I have always been a lover of words. Confusingly, I have found myself unable to define words that I would have easily been able to describe a decade ago. Due to a more weighty examination of cultural and social constructs, I am now left scratching my head thinking about how to define previously simple words like woman and mother.
When posed with the question, “When did you become a mother,” I previously would have rattled off the date of my first child’s birth. However, my real introduction to mothering was much more closely tied to my second child. Though difficult to fully capture the meaning, the process that matches the definition in my head began with her. Of course, I know the definition of mother and woman as defined by a dictionary, but a more profound understanding is much less tangible.
My role as a mother is more heavily vested in the experience and profound privilege (both in a myriad of nuanced issues and more simple definitions of privilege) of becoming a mother of a child that was not initially placed in my life. By adoption, I became the mother of a daughter that had other mothers. She hails from South Korea, a world away, and left behind not only her first mother but a foster mother.
The realization of having a child who does not have access to white privilege, which I have been accustomed to my entire life, largely unchecked and certainly unexamined, left me poorly prepared to be a good mother. As I started to study privilege, I became aware that my understanding of the world and the systems that I move in was profoundly problematic. The process of deconstruction of the tenants of white supremacy culture that I had heavily benefitted from and viewed the world through — painful and life-altering — is what I would count as my most meaningful mothering. This process continues today. The task of changing your worldview, examining your ugliness, and engaging in the act of adapting your life to that of another without the expectation of reciprocity is more closely what I associate with mothering.
Now again, I am looking and thinking about the word mother and understanding that the act of birthing a child may define mothering, but it certainly doesn’t fully define it. However, if a person chooses to make other plans for a child doesn’t negate them being a mother. What about a person who engages in caretaking as an adoptive mother or a person performing the act of mothering in many different scenarios? I believe thinking of mother as a noun and a verb is perhaps more inclusive.

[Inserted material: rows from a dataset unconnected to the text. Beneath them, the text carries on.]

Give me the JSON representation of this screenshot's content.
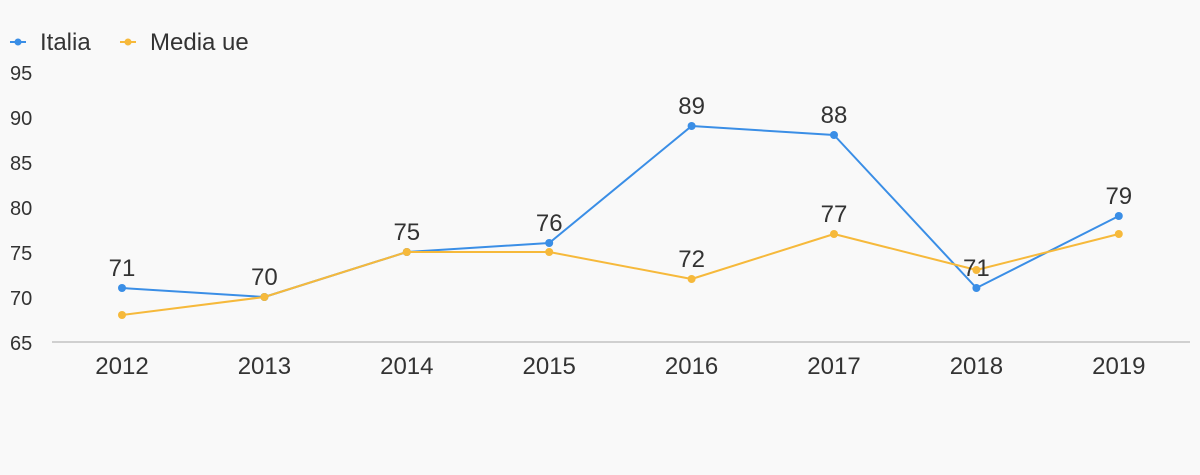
{
  "chart_data": {
    "type": "line",
    "categories": [
      "2012",
      "2013",
      "2014",
      "2015",
      "2016",
      "2017",
      "2018",
      "2019"
    ],
    "series": [
      {
        "name": "Italia",
        "color": "#3a8ee6",
        "values": [
          71,
          70,
          75,
          76,
          89,
          88,
          71,
          79
        ],
        "data_labels": [
          "71",
          "70",
          "75",
          "76",
          "89",
          "88",
          "71",
          "79"
        ]
      },
      {
        "name": "Media ue",
        "color": "#f6b93b",
        "values": [
          68,
          70,
          75,
          75,
          72,
          77,
          73,
          77
        ],
        "data_labels": [
          "",
          "",
          "",
          "",
          "72",
          "77",
          "",
          ""
        ]
      }
    ],
    "ylim": [
      65,
      95
    ],
    "yticks": [
      "65",
      "70",
      "75",
      "80",
      "85",
      "90",
      "95"
    ],
    "grid": false,
    "legend": "top-left"
  }
}
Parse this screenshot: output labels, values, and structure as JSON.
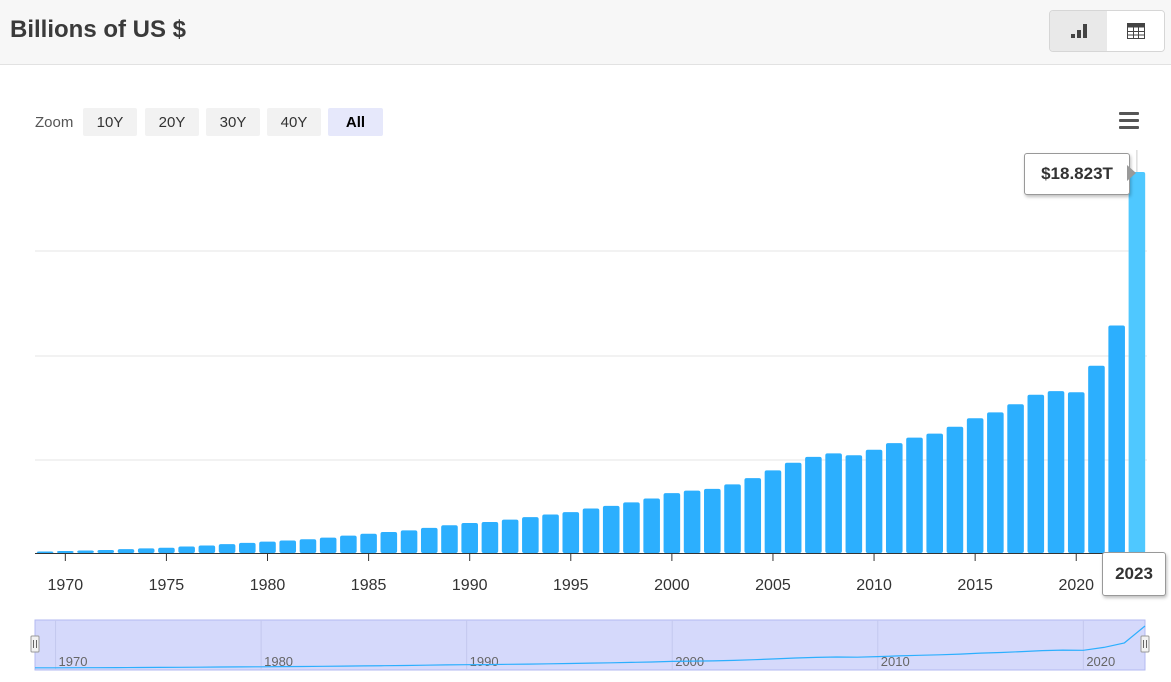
{
  "header": {
    "title": "Billions of US $"
  },
  "view_toggle": {
    "chart_icon": "bar-chart-icon",
    "table_icon": "table-grid-icon"
  },
  "zoom": {
    "label": "Zoom",
    "buttons": [
      "10Y",
      "20Y",
      "30Y",
      "40Y",
      "All"
    ],
    "active": "All"
  },
  "menu_icon": "hamburger-menu-icon",
  "tooltip": {
    "value": "$18.823T",
    "year": "2023"
  },
  "colors": {
    "bar": "#2caffe",
    "bar_highlight": "#4fc8ff",
    "navigator": "#d5d9fb"
  },
  "chart_data": {
    "type": "bar",
    "title": "Billions of US $",
    "x": [
      1969,
      1970,
      1971,
      1972,
      1973,
      1974,
      1975,
      1976,
      1977,
      1978,
      1979,
      1980,
      1981,
      1982,
      1983,
      1984,
      1985,
      1986,
      1987,
      1988,
      1989,
      1990,
      1991,
      1992,
      1993,
      1994,
      1995,
      1996,
      1997,
      1998,
      1999,
      2000,
      2001,
      2002,
      2003,
      2004,
      2005,
      2006,
      2007,
      2008,
      2009,
      2010,
      2011,
      2012,
      2013,
      2014,
      2015,
      2016,
      2017,
      2018,
      2019,
      2020,
      2021,
      2022,
      2023
    ],
    "values": [
      75,
      100,
      125,
      150,
      190,
      230,
      260,
      320,
      370,
      440,
      500,
      560,
      620,
      680,
      760,
      860,
      950,
      1040,
      1120,
      1240,
      1370,
      1480,
      1530,
      1650,
      1770,
      1900,
      2020,
      2200,
      2330,
      2500,
      2690,
      2960,
      3080,
      3170,
      3390,
      3700,
      4080,
      4460,
      4750,
      4920,
      4830,
      5100,
      5430,
      5700,
      5900,
      6240,
      6660,
      6950,
      7350,
      7820,
      8000,
      7940,
      9250,
      11240,
      18823
    ],
    "x_ticks": [
      "1970",
      "1975",
      "1980",
      "1985",
      "1990",
      "1995",
      "2000",
      "2005",
      "2010",
      "2015",
      "2020"
    ],
    "highlight": {
      "x": 2023,
      "label": "$18.823T"
    },
    "ylabel": "",
    "xlabel": "",
    "grid": true,
    "navigator_ticks": [
      "1970",
      "1980",
      "1990",
      "2000",
      "2010",
      "2020"
    ]
  }
}
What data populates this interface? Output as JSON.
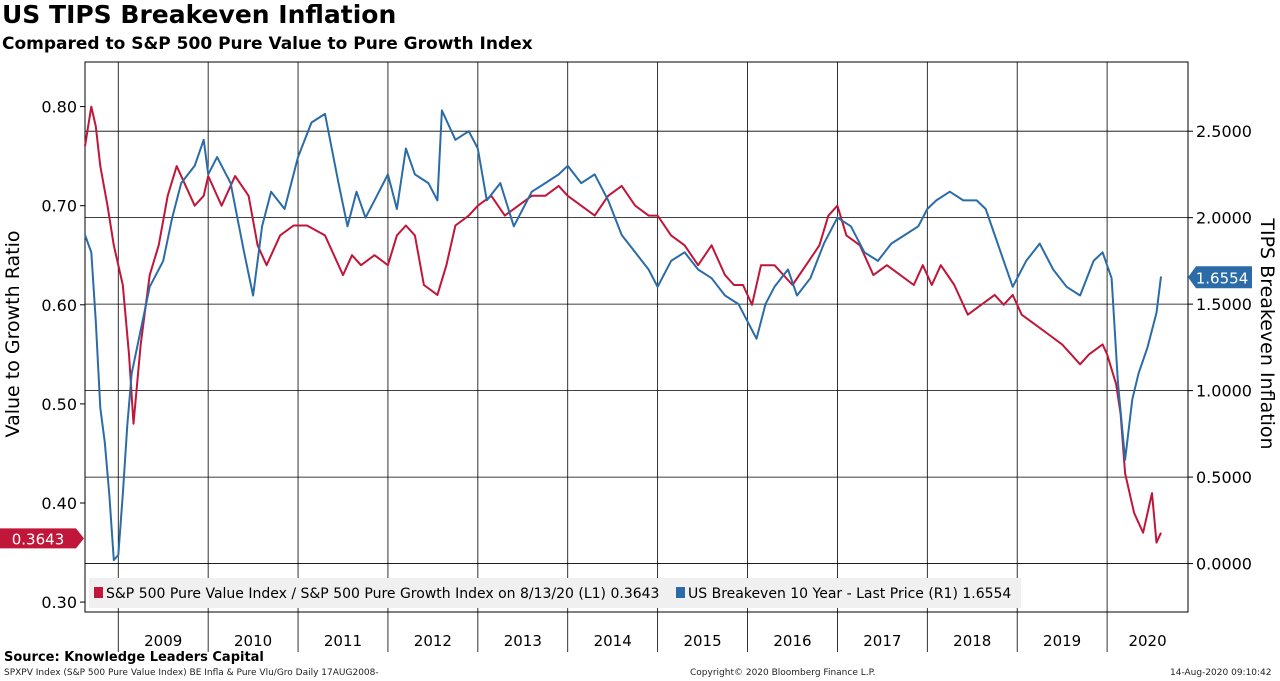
{
  "title": "US TIPS Breakeven Inflation",
  "subtitle": "Compared to S&P 500 Pure Value to Pure Growth Index",
  "source": "Source: Knowledge Leaders Capital",
  "footer": {
    "left": "SPXPV Index (S&P 500 Pure Value Index) BE Infla & Pure Vlu/Gro  Daily 17AUG2008-",
    "center": "Copyright© 2020 Bloomberg Finance L.P.",
    "right": "14-Aug-2020 09:10:42"
  },
  "colors": {
    "red": "#c0163a",
    "blue": "#2b6ca8",
    "grid": "#000000"
  },
  "chart_data": {
    "type": "line",
    "ylabel_left": "Value to Growth Ratio",
    "ylabel_right": "TIPS Breakeven Inflation",
    "y_left_ticks": [
      "0.30",
      "0.40",
      "0.50",
      "0.60",
      "0.70",
      "0.80"
    ],
    "y_right_ticks": [
      "0.0000",
      "0.5000",
      "1.0000",
      "1.5000",
      "2.0000",
      "2.5000"
    ],
    "ylim_left": [
      0.29,
      0.845
    ],
    "ylim_right": [
      -0.28,
      2.9
    ],
    "x_categories": [
      "2009",
      "2010",
      "2011",
      "2012",
      "2013",
      "2014",
      "2015",
      "2016",
      "2017",
      "2018",
      "2019",
      "2020"
    ],
    "xlim": [
      2008.63,
      2020.9
    ],
    "grid": true,
    "legend_position": "bottom",
    "series": [
      {
        "name": "S&P 500 Pure Value Index / S&P 500 Pure Growth Index on 8/13/20 (L1) 0.3643",
        "axis": "left",
        "last_value": "0.3643",
        "x": [
          2008.63,
          2008.7,
          2008.75,
          2008.8,
          2008.88,
          2008.95,
          2009.05,
          2009.12,
          2009.17,
          2009.25,
          2009.35,
          2009.45,
          2009.55,
          2009.65,
          2009.75,
          2009.85,
          2009.95,
          2010.0,
          2010.15,
          2010.3,
          2010.45,
          2010.55,
          2010.65,
          2010.8,
          2010.95,
          2011.1,
          2011.3,
          2011.5,
          2011.6,
          2011.7,
          2011.85,
          2012.0,
          2012.1,
          2012.2,
          2012.3,
          2012.4,
          2012.55,
          2012.65,
          2012.75,
          2012.9,
          2013.0,
          2013.15,
          2013.3,
          2013.45,
          2013.6,
          2013.75,
          2013.9,
          2014.0,
          2014.15,
          2014.3,
          2014.45,
          2014.6,
          2014.75,
          2014.9,
          2015.0,
          2015.15,
          2015.3,
          2015.45,
          2015.6,
          2015.75,
          2015.85,
          2015.95,
          2016.05,
          2016.15,
          2016.3,
          2016.5,
          2016.65,
          2016.8,
          2016.9,
          2017.0,
          2017.1,
          2017.25,
          2017.4,
          2017.55,
          2017.7,
          2017.85,
          2017.95,
          2018.05,
          2018.15,
          2018.3,
          2018.45,
          2018.6,
          2018.75,
          2018.85,
          2018.95,
          2019.05,
          2019.2,
          2019.35,
          2019.5,
          2019.6,
          2019.7,
          2019.8,
          2019.95,
          2020.0,
          2020.1,
          2020.15,
          2020.2,
          2020.3,
          2020.4,
          2020.5,
          2020.55,
          2020.6
        ],
        "values": [
          0.76,
          0.8,
          0.78,
          0.74,
          0.7,
          0.66,
          0.62,
          0.55,
          0.48,
          0.56,
          0.63,
          0.66,
          0.71,
          0.74,
          0.72,
          0.7,
          0.71,
          0.73,
          0.7,
          0.73,
          0.71,
          0.66,
          0.64,
          0.67,
          0.68,
          0.68,
          0.67,
          0.63,
          0.65,
          0.64,
          0.65,
          0.64,
          0.67,
          0.68,
          0.67,
          0.62,
          0.61,
          0.64,
          0.68,
          0.69,
          0.7,
          0.71,
          0.69,
          0.7,
          0.71,
          0.71,
          0.72,
          0.71,
          0.7,
          0.69,
          0.71,
          0.72,
          0.7,
          0.69,
          0.69,
          0.67,
          0.66,
          0.64,
          0.66,
          0.63,
          0.62,
          0.62,
          0.6,
          0.64,
          0.64,
          0.62,
          0.64,
          0.66,
          0.69,
          0.7,
          0.67,
          0.66,
          0.63,
          0.64,
          0.63,
          0.62,
          0.64,
          0.62,
          0.64,
          0.62,
          0.59,
          0.6,
          0.61,
          0.6,
          0.61,
          0.59,
          0.58,
          0.57,
          0.56,
          0.55,
          0.54,
          0.55,
          0.56,
          0.55,
          0.52,
          0.49,
          0.43,
          0.39,
          0.37,
          0.41,
          0.36,
          0.37
        ]
      },
      {
        "name": "US Breakeven 10 Year - Last Price (R1) 1.6554",
        "axis": "right",
        "last_value": "1.6554",
        "x": [
          2008.63,
          2008.7,
          2008.75,
          2008.8,
          2008.85,
          2008.9,
          2008.95,
          2009.0,
          2009.05,
          2009.1,
          2009.15,
          2009.25,
          2009.35,
          2009.5,
          2009.6,
          2009.7,
          2009.85,
          2009.95,
          2010.0,
          2010.1,
          2010.25,
          2010.4,
          2010.5,
          2010.6,
          2010.7,
          2010.85,
          2011.0,
          2011.15,
          2011.3,
          2011.45,
          2011.55,
          2011.65,
          2011.75,
          2011.85,
          2012.0,
          2012.1,
          2012.2,
          2012.3,
          2012.45,
          2012.55,
          2012.6,
          2012.75,
          2012.9,
          2013.0,
          2013.1,
          2013.25,
          2013.4,
          2013.5,
          2013.6,
          2013.75,
          2013.9,
          2014.0,
          2014.15,
          2014.3,
          2014.45,
          2014.6,
          2014.75,
          2014.9,
          2015.0,
          2015.15,
          2015.3,
          2015.45,
          2015.6,
          2015.75,
          2015.9,
          2016.0,
          2016.1,
          2016.2,
          2016.3,
          2016.45,
          2016.55,
          2016.7,
          2016.85,
          2017.0,
          2017.15,
          2017.3,
          2017.45,
          2017.6,
          2017.75,
          2017.9,
          2018.0,
          2018.1,
          2018.25,
          2018.4,
          2018.55,
          2018.65,
          2018.75,
          2018.85,
          2018.95,
          2019.1,
          2019.25,
          2019.4,
          2019.55,
          2019.7,
          2019.85,
          2019.95,
          2020.05,
          2020.12,
          2020.2,
          2020.28,
          2020.35,
          2020.45,
          2020.55,
          2020.6
        ],
        "values": [
          1.9,
          1.8,
          1.4,
          0.9,
          0.7,
          0.4,
          0.02,
          0.05,
          0.4,
          0.8,
          1.1,
          1.35,
          1.6,
          1.75,
          2.0,
          2.2,
          2.3,
          2.45,
          2.25,
          2.35,
          2.2,
          1.8,
          1.55,
          1.95,
          2.15,
          2.05,
          2.35,
          2.55,
          2.6,
          2.2,
          1.95,
          2.15,
          2.0,
          2.1,
          2.25,
          2.05,
          2.4,
          2.25,
          2.2,
          2.1,
          2.62,
          2.45,
          2.5,
          2.4,
          2.1,
          2.2,
          1.95,
          2.05,
          2.15,
          2.2,
          2.25,
          2.3,
          2.2,
          2.25,
          2.1,
          1.9,
          1.8,
          1.7,
          1.6,
          1.75,
          1.8,
          1.7,
          1.65,
          1.55,
          1.5,
          1.4,
          1.3,
          1.5,
          1.6,
          1.7,
          1.55,
          1.65,
          1.85,
          2.0,
          1.95,
          1.8,
          1.75,
          1.85,
          1.9,
          1.95,
          2.05,
          2.1,
          2.15,
          2.1,
          2.1,
          2.05,
          1.9,
          1.75,
          1.6,
          1.75,
          1.85,
          1.7,
          1.6,
          1.55,
          1.75,
          1.8,
          1.65,
          1.05,
          0.6,
          0.95,
          1.1,
          1.25,
          1.45,
          1.66
        ]
      }
    ]
  }
}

However, I have been more drawn to the word matriarch — I think even more inclusive — the head of a tribe or family. I see so much matriarchy in life and practice, and it allows for people who have birthed children, those that are childless by choice or circumstance, those who have been enlisted or chosen to engage in mothering — and especially to be included in a task that is human caring for another. I see matriarchy in my colleagues in medicine every day. We, as physicians, make sacrifices to care for others day after day, minute after minute. The matriarchy is all around us, but I feel it most in the practice of medicine.
Courtney Markham-Abedi is a psychiatrist.